Examples of Regular, Context-free and Context-sensitive languages

Question

Assume the languages:

$$ a) \, L_1 = \{ w \in \{b,c \}^* | \, w \, \text{contains 'bbc' as substring} \} $$ $$ b)\, L_2 = \{ 1^k 0^m 1^m | k,m \in \mathbb{N} \} $$ $$ c)\,L_3 = \{ w \in {0,1}^* | \, w \, \text{is a multiple of 5 (binary system) }\} $$ $$ d)\,L_4 = \{ d^k e^m f^k | k,m \in \mathbb{N}, \, k < m\} $$

$L_1$: Since we could build an NFA which accepts its strings, it's regular.

$L_2$: Using a single stack or PDA, by pushing $0$ to the stack for every $0$ in the string and then poping from the stack for every $1$ (after the $0$s) in the string, we can determine whether the string is in the language if the stack ends up empty.
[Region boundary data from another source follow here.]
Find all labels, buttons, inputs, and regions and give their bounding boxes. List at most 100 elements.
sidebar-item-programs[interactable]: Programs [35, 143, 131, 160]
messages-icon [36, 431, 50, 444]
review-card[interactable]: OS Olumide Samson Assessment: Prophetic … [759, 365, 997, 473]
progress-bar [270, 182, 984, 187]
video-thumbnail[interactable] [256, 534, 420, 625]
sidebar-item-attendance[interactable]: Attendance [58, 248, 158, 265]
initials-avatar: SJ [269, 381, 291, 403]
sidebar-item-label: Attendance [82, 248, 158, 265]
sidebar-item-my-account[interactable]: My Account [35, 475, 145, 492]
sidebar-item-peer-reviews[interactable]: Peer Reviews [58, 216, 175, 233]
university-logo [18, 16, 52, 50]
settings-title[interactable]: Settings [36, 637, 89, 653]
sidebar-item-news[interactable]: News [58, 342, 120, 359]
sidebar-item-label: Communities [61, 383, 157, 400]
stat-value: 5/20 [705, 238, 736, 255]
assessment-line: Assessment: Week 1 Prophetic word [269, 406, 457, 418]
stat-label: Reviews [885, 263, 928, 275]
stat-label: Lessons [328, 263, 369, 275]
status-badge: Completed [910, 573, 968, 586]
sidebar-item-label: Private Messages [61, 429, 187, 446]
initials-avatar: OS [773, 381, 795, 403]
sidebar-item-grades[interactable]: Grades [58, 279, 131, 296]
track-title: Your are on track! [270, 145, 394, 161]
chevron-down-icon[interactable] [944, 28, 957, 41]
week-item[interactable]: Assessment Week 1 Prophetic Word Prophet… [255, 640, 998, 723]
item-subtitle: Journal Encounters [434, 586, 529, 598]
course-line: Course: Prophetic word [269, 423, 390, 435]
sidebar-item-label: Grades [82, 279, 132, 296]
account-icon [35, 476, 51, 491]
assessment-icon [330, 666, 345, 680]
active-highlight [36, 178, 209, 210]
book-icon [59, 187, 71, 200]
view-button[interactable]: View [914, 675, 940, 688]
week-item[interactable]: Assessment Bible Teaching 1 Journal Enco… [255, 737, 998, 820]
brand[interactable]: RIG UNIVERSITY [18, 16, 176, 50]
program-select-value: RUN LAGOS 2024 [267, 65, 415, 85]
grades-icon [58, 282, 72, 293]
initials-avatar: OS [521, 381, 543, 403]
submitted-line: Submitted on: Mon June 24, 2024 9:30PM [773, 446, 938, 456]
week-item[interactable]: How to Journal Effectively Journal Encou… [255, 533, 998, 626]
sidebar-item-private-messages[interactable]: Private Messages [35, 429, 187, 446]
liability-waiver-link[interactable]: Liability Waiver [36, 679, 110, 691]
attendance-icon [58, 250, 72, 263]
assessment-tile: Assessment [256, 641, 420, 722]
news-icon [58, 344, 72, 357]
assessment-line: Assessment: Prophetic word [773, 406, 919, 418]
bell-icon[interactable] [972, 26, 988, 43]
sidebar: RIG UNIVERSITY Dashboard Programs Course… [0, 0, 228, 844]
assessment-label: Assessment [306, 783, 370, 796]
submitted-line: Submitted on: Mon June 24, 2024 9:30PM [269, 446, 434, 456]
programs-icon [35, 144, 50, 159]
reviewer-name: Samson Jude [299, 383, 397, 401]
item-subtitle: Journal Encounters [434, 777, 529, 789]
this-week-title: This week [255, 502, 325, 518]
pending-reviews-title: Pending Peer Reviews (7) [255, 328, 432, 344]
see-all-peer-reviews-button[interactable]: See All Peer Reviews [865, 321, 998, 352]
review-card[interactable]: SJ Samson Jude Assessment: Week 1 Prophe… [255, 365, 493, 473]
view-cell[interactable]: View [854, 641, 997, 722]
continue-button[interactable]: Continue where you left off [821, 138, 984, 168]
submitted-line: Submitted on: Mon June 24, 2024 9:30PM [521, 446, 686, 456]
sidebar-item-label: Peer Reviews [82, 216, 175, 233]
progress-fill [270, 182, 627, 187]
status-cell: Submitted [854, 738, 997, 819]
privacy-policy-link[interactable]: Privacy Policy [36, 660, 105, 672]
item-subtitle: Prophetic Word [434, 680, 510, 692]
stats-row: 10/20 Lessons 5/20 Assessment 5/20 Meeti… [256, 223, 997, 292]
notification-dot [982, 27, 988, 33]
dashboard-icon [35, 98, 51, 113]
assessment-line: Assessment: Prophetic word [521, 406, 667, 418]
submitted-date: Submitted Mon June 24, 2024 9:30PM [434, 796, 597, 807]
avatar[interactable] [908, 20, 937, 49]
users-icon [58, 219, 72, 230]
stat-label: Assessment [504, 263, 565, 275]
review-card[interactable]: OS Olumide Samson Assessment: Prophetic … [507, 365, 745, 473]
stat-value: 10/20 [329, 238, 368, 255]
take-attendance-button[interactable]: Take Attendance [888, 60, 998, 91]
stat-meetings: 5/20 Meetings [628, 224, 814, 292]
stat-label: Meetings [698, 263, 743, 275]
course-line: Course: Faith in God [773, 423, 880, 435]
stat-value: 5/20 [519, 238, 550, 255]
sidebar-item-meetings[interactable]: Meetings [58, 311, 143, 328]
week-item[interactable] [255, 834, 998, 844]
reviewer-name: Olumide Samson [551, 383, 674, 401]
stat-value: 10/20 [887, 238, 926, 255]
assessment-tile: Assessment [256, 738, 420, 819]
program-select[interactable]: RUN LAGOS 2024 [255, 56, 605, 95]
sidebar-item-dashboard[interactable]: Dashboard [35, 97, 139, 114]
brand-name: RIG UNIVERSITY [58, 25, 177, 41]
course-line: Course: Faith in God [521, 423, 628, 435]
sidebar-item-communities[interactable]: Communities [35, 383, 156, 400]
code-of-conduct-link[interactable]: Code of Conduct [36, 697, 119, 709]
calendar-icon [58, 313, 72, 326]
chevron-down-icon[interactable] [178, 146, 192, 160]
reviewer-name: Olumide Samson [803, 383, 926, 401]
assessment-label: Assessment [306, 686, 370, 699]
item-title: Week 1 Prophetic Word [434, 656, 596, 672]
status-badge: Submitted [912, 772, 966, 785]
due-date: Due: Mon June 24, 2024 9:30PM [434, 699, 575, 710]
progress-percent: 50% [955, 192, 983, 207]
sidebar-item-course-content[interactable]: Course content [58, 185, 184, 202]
Thus, $L_2$ is context-free.

$L_4$: Same as above, but this time we need $2$ stacks (LBA). Push $0$s in the first stack for every $d$, push $1$s in the second stack for every $e$ and then pop from the two stacks for every $f$. If the first stack ends up empty and second ends up non-empty, then the string belongs to the language. Thus, $L_4$ is context-sensitive.

Are the above conclusions correct? If so, please provide me with a hint for the classification of $L_3$.

Answer 1

$L_1$, $L_2$ and $L_4$ are correct (notice that you are not showing that $L_2$ is not regular and $L_4$ is not context-free, which can be done using the appropriate version of the pumping lemma).

As far as $L_3$ is concerned, let $x$ be the number that is encoded in binary and call $x_i$ its $i$-th least significant bit, indexed from $0$. Then, counting modulo 5, we have:

$\displaystyle x = \sum_{i=0}^\infty x_i 2^i = \sum_{i=0,4,8..} x_i + 2 \sum_{i=1,5,9..} x_i + 4 \sum_{i=2,6,10..} x_i + 3 \sum_{i=3,7,11..} x_i$.

I.e., the least significant binary digit contributes $1$ to $x \bmod 5$, the next one contributes 2, then 4, 3, 1, 2, 4, 3, ... and this pattern repeats.

This means that you can create a DFA that recognizes $L_3^R$ (and hence $L_3$) using at most 20 states, namely $\langle i,j \rangle$ where $i \in \{0,1,2,3\}$ is the index, modulo 4, of the next character in the string, and $j \in \{0,1,2,3,4\}$ is the partial sum, modulo $5$, of the contributions of binary digits seen so far.

If the next bit is $0$ then: $\langle i,j \rangle \to \langle i+1 \pmod 5, j \rangle$.

If the next bit is $1$ then $\langle i,j \rangle \to \langle i+1 \pmod 5, j+ 2^i \pmod 5\rangle$. Writing this down explicitly:

• $\langle 0,j \rangle \to \langle 1, j+1 \pmod 5\rangle$;
• $\langle 1,j \rangle \to \langle 2, j+2 \pmod 5\rangle$;
• $\langle 2,j \rangle \to \langle 3, j+4 \pmod 5\rangle$;
• $\langle 3,j \rangle \to \langle 0, j+3 \pmod 5\rangle$.

The initial state is $\langle 0, 0 \rangle$ and the final states are all the ones of the form $\langle i, 0 \rangle$.